They said they suspected that Canadian experience requirements were “a coded way for employers to favour the Canadian-born,” the report said.


The participants also pointed to a lack of Canadian connections or networks and “difficulty in general social interactions due to language and cultural differences.”

The participants didn’t feel the issue of formal recognition of credentials was a major barrier to employment.

There were also differences of opinion on the value of foreign credentials, depending on the participants’ country of origin.

“Many Chinese participants believe their training and work experience from China are of limited use in Canada because they feel that everything in China is so radically different from Canada that there is no way it could be applicable,” the report read.

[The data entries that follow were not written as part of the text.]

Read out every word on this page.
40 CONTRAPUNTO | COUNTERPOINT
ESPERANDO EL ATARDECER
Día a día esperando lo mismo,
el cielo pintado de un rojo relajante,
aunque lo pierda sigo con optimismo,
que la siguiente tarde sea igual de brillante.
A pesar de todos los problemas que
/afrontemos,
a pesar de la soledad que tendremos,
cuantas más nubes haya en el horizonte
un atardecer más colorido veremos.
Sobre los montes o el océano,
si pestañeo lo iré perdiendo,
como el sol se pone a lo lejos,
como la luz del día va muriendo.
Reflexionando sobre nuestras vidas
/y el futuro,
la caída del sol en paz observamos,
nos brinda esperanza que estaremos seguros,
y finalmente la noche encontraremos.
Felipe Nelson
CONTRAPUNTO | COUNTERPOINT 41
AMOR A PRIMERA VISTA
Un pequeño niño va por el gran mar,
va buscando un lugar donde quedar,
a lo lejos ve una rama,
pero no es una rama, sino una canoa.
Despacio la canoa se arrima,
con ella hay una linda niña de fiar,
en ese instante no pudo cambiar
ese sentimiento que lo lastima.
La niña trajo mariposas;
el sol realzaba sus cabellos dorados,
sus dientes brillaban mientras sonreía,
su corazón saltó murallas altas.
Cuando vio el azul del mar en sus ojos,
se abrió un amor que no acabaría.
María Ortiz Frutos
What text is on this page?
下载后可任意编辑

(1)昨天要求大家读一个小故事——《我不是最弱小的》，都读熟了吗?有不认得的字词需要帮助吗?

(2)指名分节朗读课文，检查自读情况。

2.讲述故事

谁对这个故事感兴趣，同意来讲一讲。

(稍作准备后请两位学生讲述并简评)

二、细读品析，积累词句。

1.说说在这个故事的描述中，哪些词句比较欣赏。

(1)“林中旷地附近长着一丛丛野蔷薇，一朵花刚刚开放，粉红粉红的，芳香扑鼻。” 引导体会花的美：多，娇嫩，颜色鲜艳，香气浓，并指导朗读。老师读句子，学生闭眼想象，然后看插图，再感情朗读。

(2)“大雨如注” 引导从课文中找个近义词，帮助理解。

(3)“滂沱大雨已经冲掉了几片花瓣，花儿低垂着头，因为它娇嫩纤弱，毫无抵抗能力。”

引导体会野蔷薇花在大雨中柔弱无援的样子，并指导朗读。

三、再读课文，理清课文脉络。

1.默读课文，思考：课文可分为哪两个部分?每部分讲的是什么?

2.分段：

“It was noted that a law degree from China in no way prepares anyone to practise law in Canada.”

A spokesperson for Employment Minister Jason Kenney said the government commissioned the study in order to determine why skilled immigrants have trouble finding work.

He added that the Tories plan to unveil initiatives soon aimed at tackling the problems.

“It’s a big priority for the fall,” said Nick Koolsbergen.

Earlier this summer, Kenney announced an agreement with the provinces to recognize 10 new occupations, including welders, carpenters and electricians, to improve foreign credential recognition.

The government said one of the goals was to help lessen the need for temporary foreign workers by making better use of talent that’s already in Canada.

Two years ago, the Conservatives also introduced foreign credential recognition loans.

They’ve issued more than a 1,000 of them to foreign-trained professionals to help them pay to have their credentials recognized in Canada through further training and instruction.

But the participants in the Environics report also urged the government to do more about raising awareness on credential issues.

They recommended adding an education component to the immigration application process specifically focused on qualifications and working in Canada.

“From the participants’ perspective, the more details the better and the sooner they can find out about these details in their immigration process, the better,” the report said.